Some science groups, including the governing board of AAAS (publisher of ScienceInsider), have opposed the measure. Now, a group of 21 scientists led by Patricia Hunt of Washington State University is pushing back. Yesterday, they released a statement challenging the AAAS position, calling it "paternalistic" and "Orwellian."
The AAAS statement, released on 20 October, argued that mandatory GM labeling is unnecessary and "can only serve to mislead and falsely alarm consumers." As for the safety of GM food, the AAAS board wrote, "the science is quite clear: crop improvement by the modern molecular techniques of biotechnology is safe."
Critics of the AAAS position, however, say it "tramples the rights of consumers to make informed choices." Some consumers make purchasing decisions based on sustainability and farming practices, they argue, others want to eat "the food their forebears ate," and GM labeling may better allow them to make these decisions.

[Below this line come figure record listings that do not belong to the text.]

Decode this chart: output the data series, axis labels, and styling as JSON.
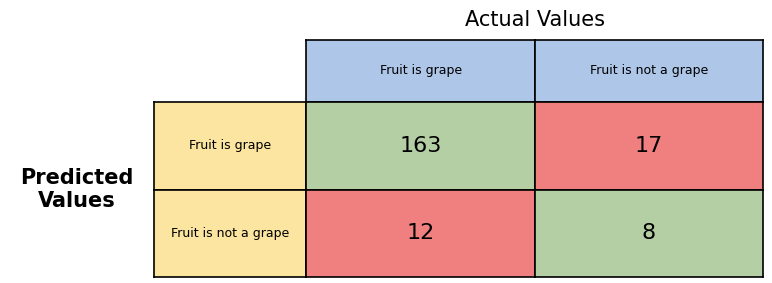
{
  "title": "Actual Values",
  "ylabel_line1": "Predicted",
  "ylabel_line2": "Values",
  "col_labels": [
    "Fruit is grape",
    "Fruit is not a grape"
  ],
  "row_labels": [
    "Fruit is grape",
    "Fruit is not a grape"
  ],
  "values": [
    [
      163,
      17
    ],
    [
      12,
      8
    ]
  ],
  "header_bg": "#aec6e8",
  "row_label_bg": "#fce5a0",
  "cell_colors": [
    [
      "#b5cfa5",
      "#f08080"
    ],
    [
      "#f08080",
      "#b5cfa5"
    ]
  ],
  "title_fontsize": 15,
  "ylabel_fontsize": 15,
  "value_fontsize": 16,
  "cell_label_fontsize": 9,
  "bg_color": "#ffffff",
  "figsize": [
    7.72,
    2.83
  ],
  "dpi": 100
}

AAAS also "ignores the broader life-cycle impacts" of genetically modified crops, write Hunt and her colleagues, in particular the safety of herbicides used to grow herbicide-resistant GM crops, and the potential spread of herbicide-resistance to other plants and weeds.
The 21 scientists also take issue with AAAS's assertion that "contrary to popular misconceptions, GM crops are the most extensively tested crops ever added to our food supply." AAAS, they write, "should have included the fact that the Food and Drug Administration's testing program is voluntary." The two groups appear to be emphasizing two different issues: The U.S. government does not require special testing for food products containing GM ingredients; the government does extensively regulate the introduction of new GM crop varieties.
Ultimately, the issue lies in the hands of California's voters. Recent polls suggest that support for Prop 37 is waning, with a slim majority indicating that they will vote against mandatory labeling.